New cadets start training
Some 1,500 new cadets of the military academies and institutes reported to the Chinese Military Academy in Fengshan, Kaohsiung County, yesterday to commence their eight-week enlistment training period. After the eight week training program, the cadets -- including two exchange students from El Salvador and 143 women -- will go to their respective schools. Army Commander-in-Chief General Chu Kai-sheng (朱凱生) officiated at a ceremony at the Chinese Military Academy marking the start of the training program. Chu welcomed the new recruits and exhorted them to present themselves as "strong, awe-inspiring new soldiers within three days" and to begin to cultivate their own "Whampoa Spirit" -- featuring sacrifice, consolidation, responsibility, courage and belief as well as trust.
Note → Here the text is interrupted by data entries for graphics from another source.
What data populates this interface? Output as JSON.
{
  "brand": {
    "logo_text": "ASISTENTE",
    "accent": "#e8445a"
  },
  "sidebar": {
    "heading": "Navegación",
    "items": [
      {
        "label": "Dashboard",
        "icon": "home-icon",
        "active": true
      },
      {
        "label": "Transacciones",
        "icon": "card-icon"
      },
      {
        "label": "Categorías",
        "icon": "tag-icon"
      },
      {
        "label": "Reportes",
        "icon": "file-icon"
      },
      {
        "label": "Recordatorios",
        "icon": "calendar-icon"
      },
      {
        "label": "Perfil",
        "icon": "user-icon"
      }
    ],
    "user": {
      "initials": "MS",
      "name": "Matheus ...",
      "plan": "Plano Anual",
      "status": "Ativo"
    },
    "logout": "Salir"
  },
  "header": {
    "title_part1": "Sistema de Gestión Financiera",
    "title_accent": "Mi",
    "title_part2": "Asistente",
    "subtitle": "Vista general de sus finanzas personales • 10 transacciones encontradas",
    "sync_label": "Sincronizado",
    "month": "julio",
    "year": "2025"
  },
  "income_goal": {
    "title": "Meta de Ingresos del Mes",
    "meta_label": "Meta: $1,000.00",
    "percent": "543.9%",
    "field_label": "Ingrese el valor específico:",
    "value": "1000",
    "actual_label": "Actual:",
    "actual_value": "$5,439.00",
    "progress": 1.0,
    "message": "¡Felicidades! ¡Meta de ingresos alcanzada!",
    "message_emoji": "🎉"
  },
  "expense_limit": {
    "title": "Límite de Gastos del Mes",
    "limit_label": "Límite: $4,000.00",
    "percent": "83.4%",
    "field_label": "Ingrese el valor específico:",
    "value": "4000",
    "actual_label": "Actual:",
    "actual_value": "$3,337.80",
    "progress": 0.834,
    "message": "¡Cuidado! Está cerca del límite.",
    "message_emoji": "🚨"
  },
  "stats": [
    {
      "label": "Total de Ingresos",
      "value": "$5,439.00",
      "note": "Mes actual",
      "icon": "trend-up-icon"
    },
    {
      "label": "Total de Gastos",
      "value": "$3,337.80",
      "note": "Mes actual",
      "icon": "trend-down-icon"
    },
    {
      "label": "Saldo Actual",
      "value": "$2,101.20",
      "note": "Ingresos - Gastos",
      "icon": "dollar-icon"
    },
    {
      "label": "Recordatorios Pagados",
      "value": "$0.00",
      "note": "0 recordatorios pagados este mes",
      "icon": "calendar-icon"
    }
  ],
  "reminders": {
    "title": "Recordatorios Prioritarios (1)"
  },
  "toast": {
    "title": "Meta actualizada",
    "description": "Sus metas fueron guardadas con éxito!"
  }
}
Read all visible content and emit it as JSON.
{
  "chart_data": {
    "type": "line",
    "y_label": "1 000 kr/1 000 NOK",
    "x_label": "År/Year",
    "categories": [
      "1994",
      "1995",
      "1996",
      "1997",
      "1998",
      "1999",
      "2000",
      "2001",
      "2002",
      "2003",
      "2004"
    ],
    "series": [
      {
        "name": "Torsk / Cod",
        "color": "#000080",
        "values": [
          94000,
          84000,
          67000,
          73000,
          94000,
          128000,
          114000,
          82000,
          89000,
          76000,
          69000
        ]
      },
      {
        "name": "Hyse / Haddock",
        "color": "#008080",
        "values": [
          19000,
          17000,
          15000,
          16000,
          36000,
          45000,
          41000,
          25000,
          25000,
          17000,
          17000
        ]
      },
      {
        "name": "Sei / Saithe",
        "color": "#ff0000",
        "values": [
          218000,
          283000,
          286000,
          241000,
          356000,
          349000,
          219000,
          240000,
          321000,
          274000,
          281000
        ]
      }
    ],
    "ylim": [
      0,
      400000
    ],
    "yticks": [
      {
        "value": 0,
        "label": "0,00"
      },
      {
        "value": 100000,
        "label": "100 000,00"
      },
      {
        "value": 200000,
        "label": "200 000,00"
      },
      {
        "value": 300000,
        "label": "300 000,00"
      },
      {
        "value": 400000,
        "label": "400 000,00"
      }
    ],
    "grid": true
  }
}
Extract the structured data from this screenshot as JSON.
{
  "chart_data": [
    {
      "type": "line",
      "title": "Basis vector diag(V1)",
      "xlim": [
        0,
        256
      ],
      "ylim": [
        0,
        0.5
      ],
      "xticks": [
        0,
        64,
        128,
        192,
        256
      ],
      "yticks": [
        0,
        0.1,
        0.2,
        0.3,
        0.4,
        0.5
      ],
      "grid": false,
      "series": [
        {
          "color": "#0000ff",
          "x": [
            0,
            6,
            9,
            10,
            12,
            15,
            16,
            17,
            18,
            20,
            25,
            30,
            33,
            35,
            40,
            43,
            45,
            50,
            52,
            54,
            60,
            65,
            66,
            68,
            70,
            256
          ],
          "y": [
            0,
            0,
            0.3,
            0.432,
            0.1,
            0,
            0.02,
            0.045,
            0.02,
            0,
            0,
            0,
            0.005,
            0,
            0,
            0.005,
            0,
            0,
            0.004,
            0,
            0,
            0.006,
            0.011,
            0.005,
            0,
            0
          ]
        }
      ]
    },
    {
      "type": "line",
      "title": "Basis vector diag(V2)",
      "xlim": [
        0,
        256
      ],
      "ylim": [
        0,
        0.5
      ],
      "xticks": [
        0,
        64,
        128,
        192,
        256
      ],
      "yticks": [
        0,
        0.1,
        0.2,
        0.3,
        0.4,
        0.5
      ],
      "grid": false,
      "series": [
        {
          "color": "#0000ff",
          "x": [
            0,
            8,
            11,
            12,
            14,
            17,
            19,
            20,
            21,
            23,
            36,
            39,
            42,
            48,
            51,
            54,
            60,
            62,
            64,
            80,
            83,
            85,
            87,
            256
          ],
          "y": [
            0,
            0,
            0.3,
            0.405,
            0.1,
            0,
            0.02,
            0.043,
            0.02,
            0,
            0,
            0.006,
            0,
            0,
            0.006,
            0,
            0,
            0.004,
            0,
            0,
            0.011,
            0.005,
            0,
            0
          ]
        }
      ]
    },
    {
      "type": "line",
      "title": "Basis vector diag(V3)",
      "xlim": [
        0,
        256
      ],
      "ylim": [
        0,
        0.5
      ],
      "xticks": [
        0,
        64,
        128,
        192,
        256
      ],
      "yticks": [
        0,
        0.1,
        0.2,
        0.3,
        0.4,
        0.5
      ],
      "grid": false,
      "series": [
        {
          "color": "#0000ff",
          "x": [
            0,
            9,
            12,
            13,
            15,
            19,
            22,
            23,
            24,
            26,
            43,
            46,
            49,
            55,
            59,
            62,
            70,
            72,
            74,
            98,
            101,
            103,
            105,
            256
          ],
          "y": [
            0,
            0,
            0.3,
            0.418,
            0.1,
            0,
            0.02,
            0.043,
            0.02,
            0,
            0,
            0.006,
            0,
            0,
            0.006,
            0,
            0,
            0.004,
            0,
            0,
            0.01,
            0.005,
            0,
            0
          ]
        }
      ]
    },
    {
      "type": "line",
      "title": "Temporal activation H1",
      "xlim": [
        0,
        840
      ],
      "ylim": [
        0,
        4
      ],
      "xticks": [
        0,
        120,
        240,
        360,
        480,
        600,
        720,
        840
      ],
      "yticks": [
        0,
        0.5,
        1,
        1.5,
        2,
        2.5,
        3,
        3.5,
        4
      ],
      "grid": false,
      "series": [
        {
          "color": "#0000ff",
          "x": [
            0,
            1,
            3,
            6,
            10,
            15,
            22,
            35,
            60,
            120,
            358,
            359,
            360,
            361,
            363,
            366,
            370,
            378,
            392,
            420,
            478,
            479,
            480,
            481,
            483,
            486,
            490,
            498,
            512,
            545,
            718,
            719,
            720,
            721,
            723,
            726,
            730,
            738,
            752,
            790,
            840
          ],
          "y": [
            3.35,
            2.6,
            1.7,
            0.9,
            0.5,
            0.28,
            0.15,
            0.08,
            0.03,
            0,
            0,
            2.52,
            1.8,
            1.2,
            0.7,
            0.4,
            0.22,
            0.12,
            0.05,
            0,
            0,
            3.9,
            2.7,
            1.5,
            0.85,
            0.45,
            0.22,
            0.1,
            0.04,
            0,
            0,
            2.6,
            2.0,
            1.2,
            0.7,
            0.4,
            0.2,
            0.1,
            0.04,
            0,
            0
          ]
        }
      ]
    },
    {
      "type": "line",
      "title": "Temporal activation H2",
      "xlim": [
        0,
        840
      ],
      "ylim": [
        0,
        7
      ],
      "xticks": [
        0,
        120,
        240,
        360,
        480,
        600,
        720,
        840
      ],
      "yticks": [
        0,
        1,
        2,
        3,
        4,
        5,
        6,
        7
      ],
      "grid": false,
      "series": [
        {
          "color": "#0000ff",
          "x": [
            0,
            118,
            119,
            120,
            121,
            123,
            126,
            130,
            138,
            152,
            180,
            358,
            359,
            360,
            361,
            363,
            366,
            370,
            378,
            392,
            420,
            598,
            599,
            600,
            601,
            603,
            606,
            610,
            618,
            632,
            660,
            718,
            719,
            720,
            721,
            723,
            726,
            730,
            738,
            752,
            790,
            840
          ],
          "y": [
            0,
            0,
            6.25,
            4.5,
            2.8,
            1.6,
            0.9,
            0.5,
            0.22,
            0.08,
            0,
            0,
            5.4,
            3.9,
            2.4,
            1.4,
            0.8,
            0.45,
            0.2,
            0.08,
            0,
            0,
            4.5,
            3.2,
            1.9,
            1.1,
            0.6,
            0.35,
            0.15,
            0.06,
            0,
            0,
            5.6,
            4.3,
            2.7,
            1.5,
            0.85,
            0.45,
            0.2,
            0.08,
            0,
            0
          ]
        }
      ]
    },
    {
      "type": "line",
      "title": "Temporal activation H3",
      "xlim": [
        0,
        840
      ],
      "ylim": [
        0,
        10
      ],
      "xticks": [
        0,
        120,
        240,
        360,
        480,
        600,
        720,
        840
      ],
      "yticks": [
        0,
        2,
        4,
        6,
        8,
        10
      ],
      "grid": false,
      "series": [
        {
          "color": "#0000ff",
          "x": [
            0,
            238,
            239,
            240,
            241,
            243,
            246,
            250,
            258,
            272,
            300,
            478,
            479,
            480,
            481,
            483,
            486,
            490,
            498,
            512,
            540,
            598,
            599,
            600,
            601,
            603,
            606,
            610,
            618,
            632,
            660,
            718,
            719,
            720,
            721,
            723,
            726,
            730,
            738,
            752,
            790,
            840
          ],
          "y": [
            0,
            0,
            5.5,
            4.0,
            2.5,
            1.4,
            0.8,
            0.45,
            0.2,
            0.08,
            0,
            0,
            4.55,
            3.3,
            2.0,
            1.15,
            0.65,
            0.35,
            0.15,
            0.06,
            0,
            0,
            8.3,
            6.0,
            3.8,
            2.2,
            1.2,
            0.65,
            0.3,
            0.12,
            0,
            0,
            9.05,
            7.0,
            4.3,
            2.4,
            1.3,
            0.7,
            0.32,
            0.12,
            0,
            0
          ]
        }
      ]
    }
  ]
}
Death compensation offered
The Macoto Tours travel agency apologized yesterday for the deaths of two Taiwanese during a trip to China, promising the families of each victim up to NT$2 million in liability insurance. Fan Kuo-tang (范國棠), 44, died of lung failure during a flight back to Taiwan on Sunday, despite initially being diagnosed with minor injuries to the arm and leg. Fan's family complained that they had only authorized his flight based on the doctor's diagnosis. Macoto Tours representative Tseng Tsai-hua (曾材樺) explained that the condition of all the injured tourists was verified by doctors before they were allowed to travel and family authorization was also sought. Eleven Taiwanese tourists were injured last week when their bus' brakes failed, causing the bus to crash into a ditch after hitting a bridge. The other fatality was killed in the crash.
Spouses get summer camp
In an effort to help foreign spouses adapt to life in Taiwan, the Keelung City Government in northern Taiwan has launched a summer camp to serve this end, a city government spokesman said yesterday. The camp, which started July 15 and will run until Aug. 27, offers classes in languages, culture, human relations, medical care, cuisine, psychiatric assistance and immigration rules for foreign husbands and wives of Keelung citizens, the spokesman said. Currently, there are more than 5,500 foreign spouses living in Keelung City, more than 4,000 of whom come from China, municipal statistics show. Cultural differences are usually the biggest hurdle between foreign spouses and their Taiwanese families and locals should treat their foreign relatives with greater compassion and care, a Keelung City Government official said.